Rz. 39
(a) Kein mittelbarer Zusammenhang mit dem Straßenverkehr kann angenommen werden, wenn ohne jeden Bezug zum Straßenverkehr eine erhebliche Alkoholmenge konsumiert wurde
Das gilt etwa im Fall eines Ehestreits, wenn eine Frau mit einer erheblichen Alkoholmenge (AAK 1,2 mg/L) auf der Straße randaliert[60] oder wenn im Rahmen eines Ehestreits der alkoholisierte Ehemann als Beifahrer der nicht alkoholisierten Ehefrau unvermittelt streitbedingt ins Lenkrad greift.[61] Denn es sind keine Umstände gegeben, die den Schluss nahelegen, dass zukünftig nach einem erheblichen Alkoholkonsum eine Verkehrsteilnahme erfolgen könnte.
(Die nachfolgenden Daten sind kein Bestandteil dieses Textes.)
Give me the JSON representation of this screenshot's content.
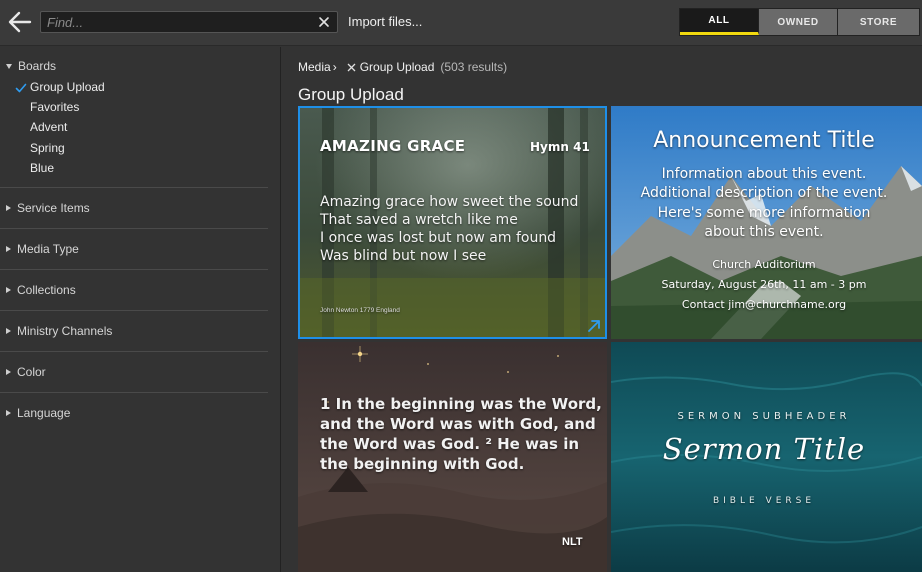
{
  "search": {
    "placeholder": "Find..."
  },
  "toolbar": {
    "import_label": "Import files..."
  },
  "filter": {
    "options": [
      "ALL",
      "OWNED",
      "STORE"
    ],
    "active": "ALL",
    "accent": "#f2d90f"
  },
  "sidebar": {
    "boards": {
      "label": "Boards",
      "expanded": true,
      "items": [
        "Group Upload",
        "Favorites",
        "Advent",
        "Spring",
        "Blue"
      ],
      "selected": "Group Upload"
    },
    "sections": [
      "Service Items",
      "Media Type",
      "Collections",
      "Ministry Channels",
      "Color",
      "Language"
    ]
  },
  "breadcrumb": {
    "root": "Media",
    "current": "Group Upload",
    "results": "(503 results)"
  },
  "main": {
    "title": "Group Upload"
  },
  "media": [
    {
      "heading": "AMAZING GRACE",
      "badge": "Hymn 41",
      "lines": [
        "Amazing grace how sweet the sound",
        "That saved a wretch like me",
        "I once was lost but now am found",
        "Was blind but now I see"
      ],
      "credit": "John Newton 1779 England",
      "selected": true,
      "selection_color": "#1e8fe8"
    },
    {
      "heading": "Announcement Title",
      "lines": [
        "Information about this event.",
        "Additional description of the event.",
        "Here's some more information",
        "about this event."
      ],
      "details": [
        "Church Auditorium",
        "Saturday, August 26th, 11 am - 3 pm",
        "Contact jim@churchname.org"
      ]
    },
    {
      "lines": [
        "1 In the beginning was the Word,",
        "and the Word was with God, and",
        "the Word was God. ² He was in",
        "the beginning with God."
      ],
      "version": "NLT"
    },
    {
      "subheader": "SERMON SUBHEADER",
      "heading": "Sermon Title",
      "footer": "BIBLE VERSE"
    }
  ]
}
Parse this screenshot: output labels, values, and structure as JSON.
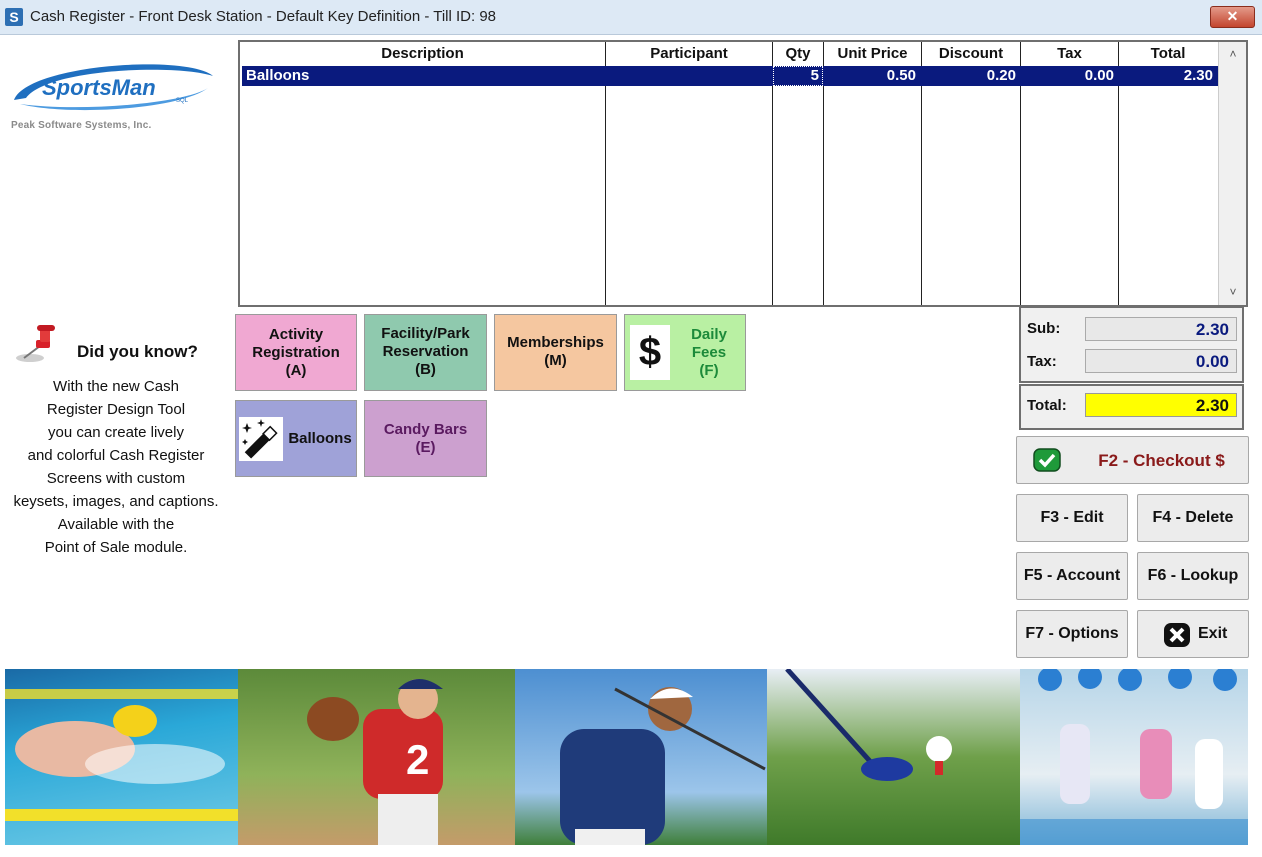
{
  "window": {
    "title": "Cash Register - Front Desk Station - Default Key Definition - Till ID: 98",
    "app_icon_letter": "S",
    "close_glyph": "✕"
  },
  "logo": {
    "name": "SportsMan",
    "mark": "SQL",
    "company": "Peak Software Systems, Inc."
  },
  "grid": {
    "columns": [
      "Description",
      "Participant",
      "Qty",
      "Unit Price",
      "Discount",
      "Tax",
      "Total"
    ],
    "rows": [
      {
        "description": "Balloons",
        "participant": "",
        "qty": "5",
        "unit_price": "0.50",
        "discount": "0.20",
        "tax": "0.00",
        "total": "2.30"
      }
    ],
    "scroll_up": "˄",
    "scroll_down": "˅"
  },
  "keys": [
    {
      "label_lines": [
        "Activity",
        "Registration",
        "(A)"
      ],
      "color": "#f0a8d2",
      "text_color": "#111111"
    },
    {
      "label_lines": [
        "Facility/Park",
        "Reservation",
        "(B)"
      ],
      "color": "#8fc9ae",
      "text_color": "#111111"
    },
    {
      "label_lines": [
        "Memberships",
        "(M)"
      ],
      "color": "#f5c7a0",
      "text_color": "#111111"
    },
    {
      "label_lines": [
        "Daily",
        "Fees",
        "(F)"
      ],
      "color": "#b9f0a3",
      "text_color": "#1c8a3a",
      "icon": "dollar-icon",
      "icon_glyph": "$"
    },
    {
      "label_lines": [
        "Balloons"
      ],
      "color": "#9fa2d8",
      "text_color": "#111111",
      "icon": "magic-wand-icon"
    },
    {
      "label_lines": [
        "Candy Bars",
        "(E)"
      ],
      "color": "#cca0cf",
      "text_color": "#5a1a60"
    }
  ],
  "totals": {
    "sub_label": "Sub:",
    "sub_value": "2.30",
    "tax_label": "Tax:",
    "tax_value": "0.00",
    "total_label": "Total:",
    "total_value": "2.30",
    "total_bg": "#ffff00"
  },
  "buttons": {
    "checkout": "F2 - Checkout $",
    "edit": "F3 - Edit",
    "delete": "F4 - Delete",
    "account": "F5 - Account",
    "lookup": "F6 - Lookup",
    "options": "F7 - Options",
    "exit": "Exit"
  },
  "did_you_know": {
    "heading": "Did you know?",
    "lines": [
      "With the new Cash",
      "Register Design Tool",
      "you can create lively",
      "and colorful Cash Register",
      "Screens with custom",
      "keysets, images, and captions.",
      "Available with the",
      "Point of Sale module."
    ]
  },
  "photos": [
    "swimmer",
    "baseball-pitcher",
    "golfer",
    "golf-ball",
    "fitness-class"
  ]
}
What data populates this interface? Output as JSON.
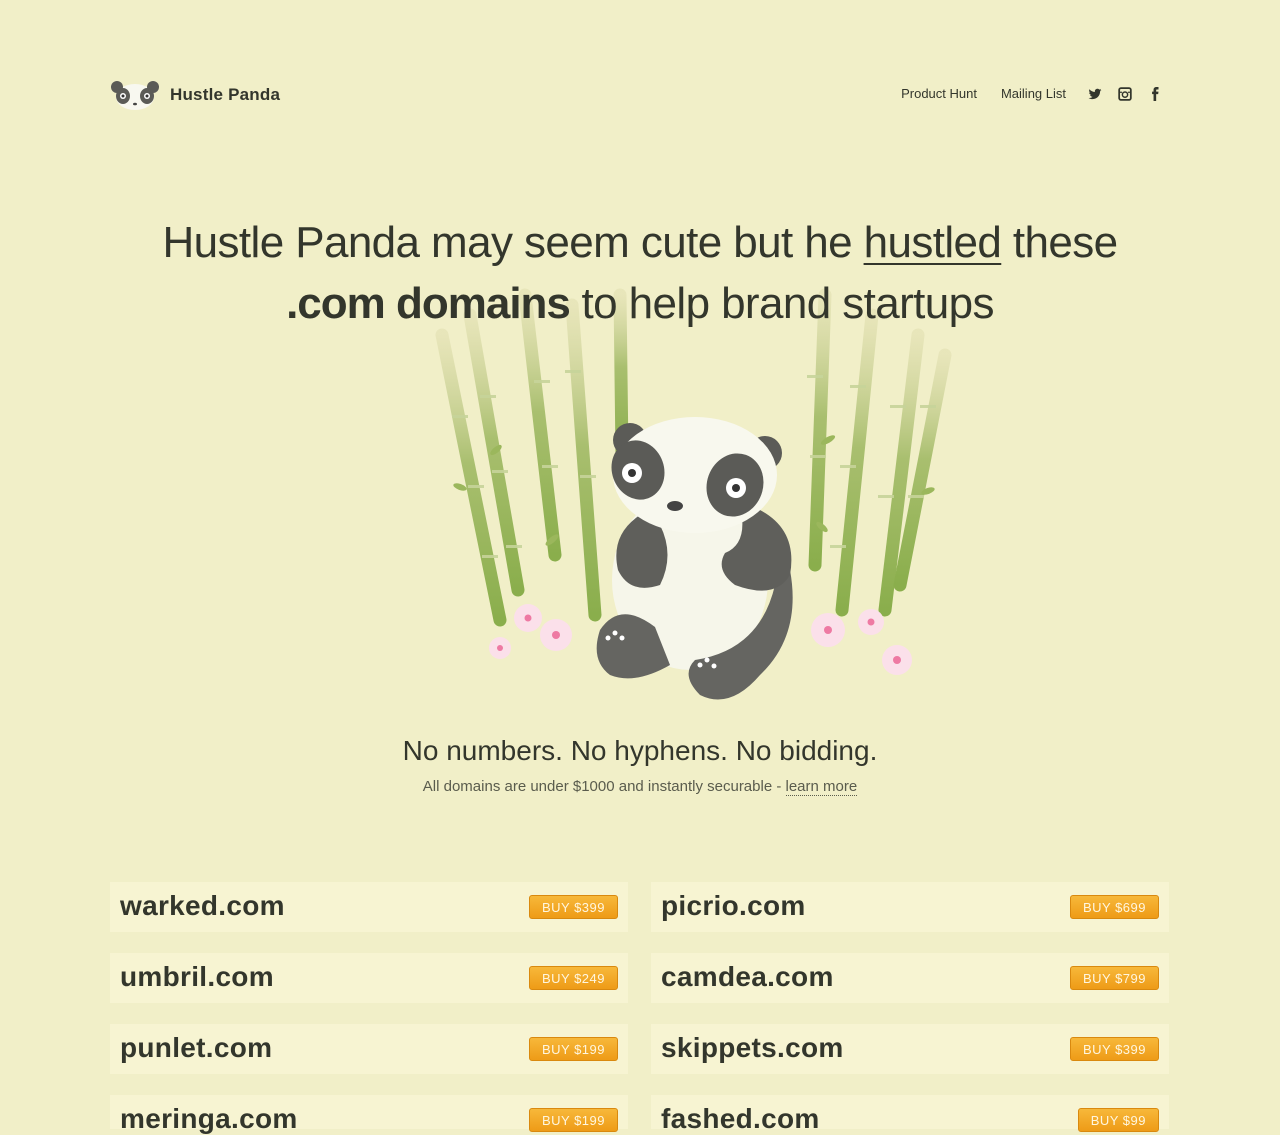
{
  "brand": {
    "name": "Hustle Panda"
  },
  "nav": {
    "links": [
      "Product Hunt",
      "Mailing List"
    ],
    "social_icons": [
      "twitter-icon",
      "instagram-icon",
      "facebook-icon"
    ]
  },
  "hero": {
    "line1_pre": "Hustle Panda may seem cute but he ",
    "line1_link": "hustled",
    "line1_post": " these",
    "line2_bold": ".com domains",
    "line2_post": " to help brand startups"
  },
  "tagline": "No numbers. No hyphens. No bidding.",
  "subtag": {
    "text": "All domains are under $1000 and instantly securable - ",
    "link": "learn more"
  },
  "domains": [
    {
      "name": "warked.com",
      "buy": "BUY $399"
    },
    {
      "name": "picrio.com",
      "buy": "BUY $699"
    },
    {
      "name": "umbril.com",
      "buy": "BUY $249"
    },
    {
      "name": "camdea.com",
      "buy": "BUY $799"
    },
    {
      "name": "punlet.com",
      "buy": "BUY $199"
    },
    {
      "name": "skippets.com",
      "buy": "BUY $399"
    },
    {
      "name": "meringa.com",
      "buy": "BUY $199"
    },
    {
      "name": "fashed.com",
      "buy": "BUY $99"
    }
  ],
  "colors": {
    "background": "#f1efc8",
    "card": "#f7f4d2",
    "button": "#f2a929",
    "text": "#33362c"
  }
}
Beim Greifen in das Lenkrad war die Affektbezogenheit ausschlaggebend, nicht die Alkoholisierung. Der mittelbare Bezug zum Straßenverkehr ist dabei nicht zu überdehnen. Es kommt maßgeblich darauf an, ob Umstände bestehen, die befürchten lassen, dass sich die außerhalb des Straßenverkehrs gezeigte Alkoholisierung später im Straßenverkehr realisieren werde. Auch wenn ein Führerscheininhaber nach früherer Alkoholauffälligkeit mit damaligem Entzug der FE nach Wiedererteilung sich erneut auffällig verhält, jedoch außerhalb des Straßenverkehrs, wobei die Auffälligkeiten auch auf einer krankheitsbedingten Medikamenteneinnahme beruhen können und bei zwei Verkehrskontrollen keine Anzeichen für eine Alkoholisierung gefunden wurden, ist die Forderung nach einer medizinisch-psychologischen Untersuchung nicht gerechtfertigt.[62]
Rz. 40
Die bloße hohe Alkoholintoxikation ohne jeden Bezug zum Straßenverkehr begründet keinen Gefahrenverdacht, der Führerscheininhaber werde einen die Fahrsicherheit gefährdenden Alkoholkonsum und die Teilnahme am Straßenverkehr zukünftig nicht trennen.[63] Aus dem Umstand, dass eine Person eine FE besitzt, darf nicht die Pflicht auferlegt werden, auch ohne jeden Bezug zum Straßenverkehr den Alkoholkonsum jederzeit unter Kontrolle zu halten. Das wäre eine unverhältnismäßige Einschränkung der allgemeinen Handlungsfreiheit (Art. 2 GG). Insoweit ist auch immer der Grundsatz "in dubio pro libertate" zu berücksichtigen, der eine zu weitgehende Einschränkung der Freiheitsrechte unterbindet. Dementsprechend lehnen das OVG Saarland[64] und der HessVGH[65] wie auch Stimmen aus der Literatur[66] Maßnahmen aufgrund § 13 Nr. 2a Alt. 2 FeV ab, wenn sie auf nicht im Zusammenhang mit dem Führen eines Kfz stehenden Alkoholgenuss gestützt werden.
Rz. 41
(b) Unter einer Blutalkoholkonzentration von 1,6 Promille oder 0,8 mg/l Atemalkohol darf ohne Hinzutreten weiterer Umstände nicht nach § 13 Nr. 2a FeV ein medizinisch-psychologisches Gutachten gefordert werden
Aus den Regelungen des § 13 Nr. 2b und c FeV folgt, dass nach dem Willen des Verordnungsgebers ein einmaliges Fahren unter Alkoholeinfluss erst dann die Anordnung eines medizinisch-psychologischen Gutachtens zur Folge hat, wenn die in § 13 Nr. 2b und c FeV normativ festgelegten Grenzwerte von 1,6 Promille Blutalkohol oder 0,8 mg/L Atemalkohol erreicht werden. Werden diese Werte bei einer einmaligen alkoholisierten Verkehrsteilnahme nicht erreicht, ist die Anforderung eines medizinisch-psychologischen Gutachtens nicht gerechtfertigt. Es hätte der Festlegung der genannten Grenzwerte nicht bedurft, wenn über den Umweg des § 13 Nr. 2a FeV dies auch schon bei einmaligen Alkoholfahrten mit niedrigeren Blutwerten zu rechtfertigen wäre.[67]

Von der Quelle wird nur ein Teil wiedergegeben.